Thursday, July 26, 2012

Italian Mama

I was just posting to my cousin Antonio's Facebook wall, and thinking about family and connections and celebrations.  Tonio's mother is my "Aunt Anne" who is really my mom's cousin, so we're second cousins but being Italian, we just say "cousins".  In our family, you wouldn't get introduced as, say "this is my mother's cousin's stepdaughter" which is who one of my "cousins" actually is!  When you're in, you're in.

It's funny, I'm only 1/4 Italian, which thins down to only 1/8 in Lauren's blood, but if you ask her what her cultural background is, she 'll proudly say "I'm Italian!" because it's the most fun part.   It's the side that throws big elaborate meals with her favorite cheeses and pestos and lots of laughter and grown-ups drinking wine and talking in big boisterous voices with lots of hand gestures.
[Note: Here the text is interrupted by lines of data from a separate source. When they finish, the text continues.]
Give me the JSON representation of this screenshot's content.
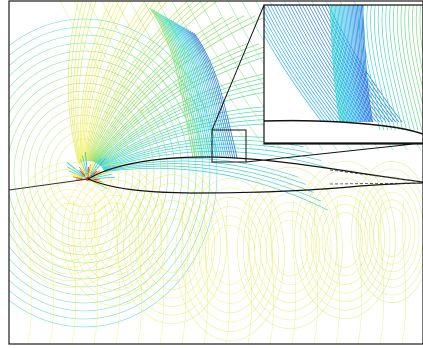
{
  "figure": {
    "kind": "contour-plot",
    "subject": "airfoil",
    "has_inset_zoom": true,
    "colormap": "jet",
    "colors": {
      "background": "#ffffff",
      "frame": "#1a1a1a",
      "airfoil_outline": "#111111",
      "stagnation_red": "#e8251b",
      "orange": "#f28a1c",
      "yellow": "#f4f04a",
      "yellow_green": "#d7ea70",
      "green": "#7fdc6a",
      "cyan": "#2fd6d0",
      "light_blue": "#39b8ef",
      "blue": "#2a6fe0"
    },
    "text_labels": []
  }
}
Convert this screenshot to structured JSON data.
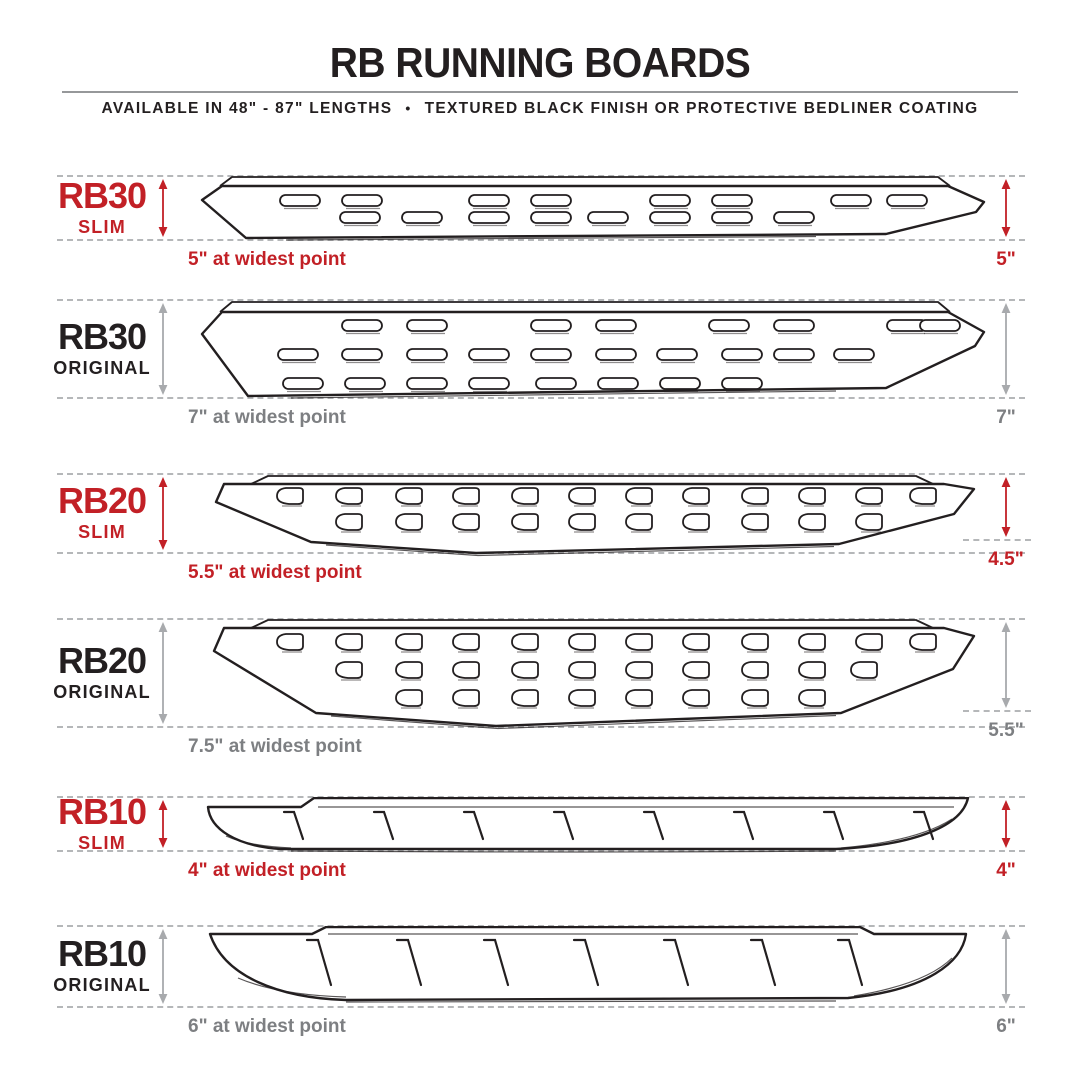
{
  "header": {
    "title": "RB RUNNING BOARDS",
    "subtitle_left": "AVAILABLE IN 48\" - 87\" LENGTHS",
    "separator": "•",
    "subtitle_right": "TEXTURED BLACK FINISH OR PROTECTIVE BEDLINER COATING"
  },
  "colors": {
    "accent_red": "#c22026",
    "ink": "#231f20",
    "arrow_gray": "#a8aaad",
    "gray_text": "#7d7f82"
  },
  "sections": [
    {
      "model": "RB30",
      "variant": "SLIM",
      "color_theme": "red",
      "widest_label": "5\" at widest point",
      "right_dim": "5\""
    },
    {
      "model": "RB30",
      "variant": "ORIGINAL",
      "color_theme": "gray",
      "widest_label": "7\" at widest point",
      "right_dim": "7\""
    },
    {
      "model": "RB20",
      "variant": "SLIM",
      "color_theme": "red",
      "widest_label": "5.5\" at widest point",
      "right_dim": "4.5\""
    },
    {
      "model": "RB20",
      "variant": "ORIGINAL",
      "color_theme": "gray",
      "widest_label": "7.5\" at widest point",
      "right_dim": "5.5\""
    },
    {
      "model": "RB10",
      "variant": "SLIM",
      "color_theme": "red",
      "widest_label": "4\" at widest point",
      "right_dim": "4\""
    },
    {
      "model": "RB10",
      "variant": "ORIGINAL",
      "color_theme": "gray",
      "widest_label": "6\" at widest point",
      "right_dim": "6\""
    }
  ]
}
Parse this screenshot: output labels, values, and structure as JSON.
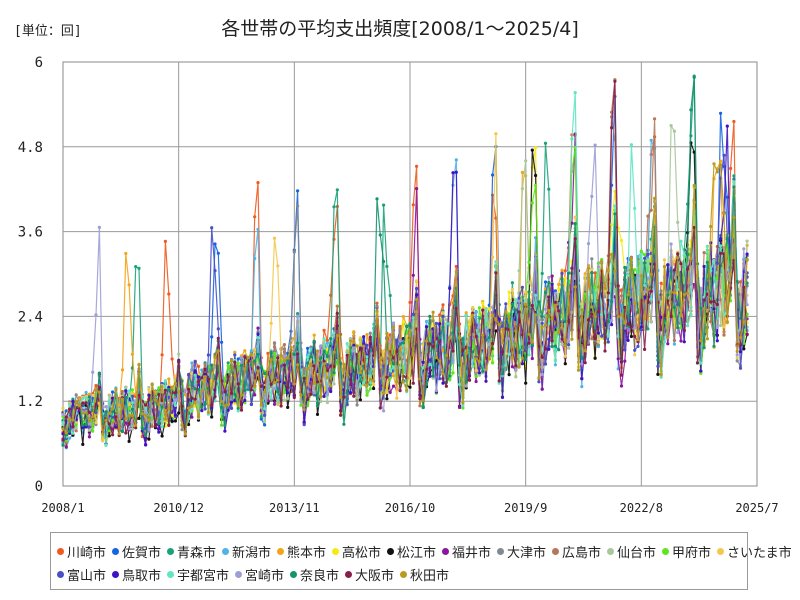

Lauren's Nonna's Nonna came from Italy.  The family recipes we make the most are from that side.  My great-grandparents came here over 100 years ago but they're the most recent immigrants in our lineage.  We still have cousins that live in Parma,  we visit and correspond with them.  There is a town named after the family (or the family was named after the town, we're not sure!)  I've been there twice and I've been welcomed into their home both times.  Lauren longs to "go back".  (She was there in utero.)

We have food words we use from Parmigiana (the dialect my great-grandparents spoke).  We say "boo fa" which means to blow on something when it's too hot, and "poo cha" which means to dip the bread in the olive oil.  We have a song in Parmigiana that my grandmother used to rub my eyes and sing to me, about the rain.  I've never seen any of this written down.  I don't know how to spell the words.  Our traditional foods for the holidays are (to me) much more interesting than "American" fare.  Lasagna at Easter, not ham.  About 10 different kinds of antipasti.  And all of those desserts, would make my mouth water just to type about!

If you have an Italian mama, you never go hungry.  Italian mamas love to see chubby little babies and love to kiss cheeks.  I've got a lot of (especially male) grown up cousins who still live at home.  Or bring piles of laundry to their mamas on weekends.

I never thought I would turn into one, but now when I look at those little chubby cheeks and KISS them and KISS them, I think  "Lauren, William, you can still live with me when you're thirty, that's just fine!  Mangia!"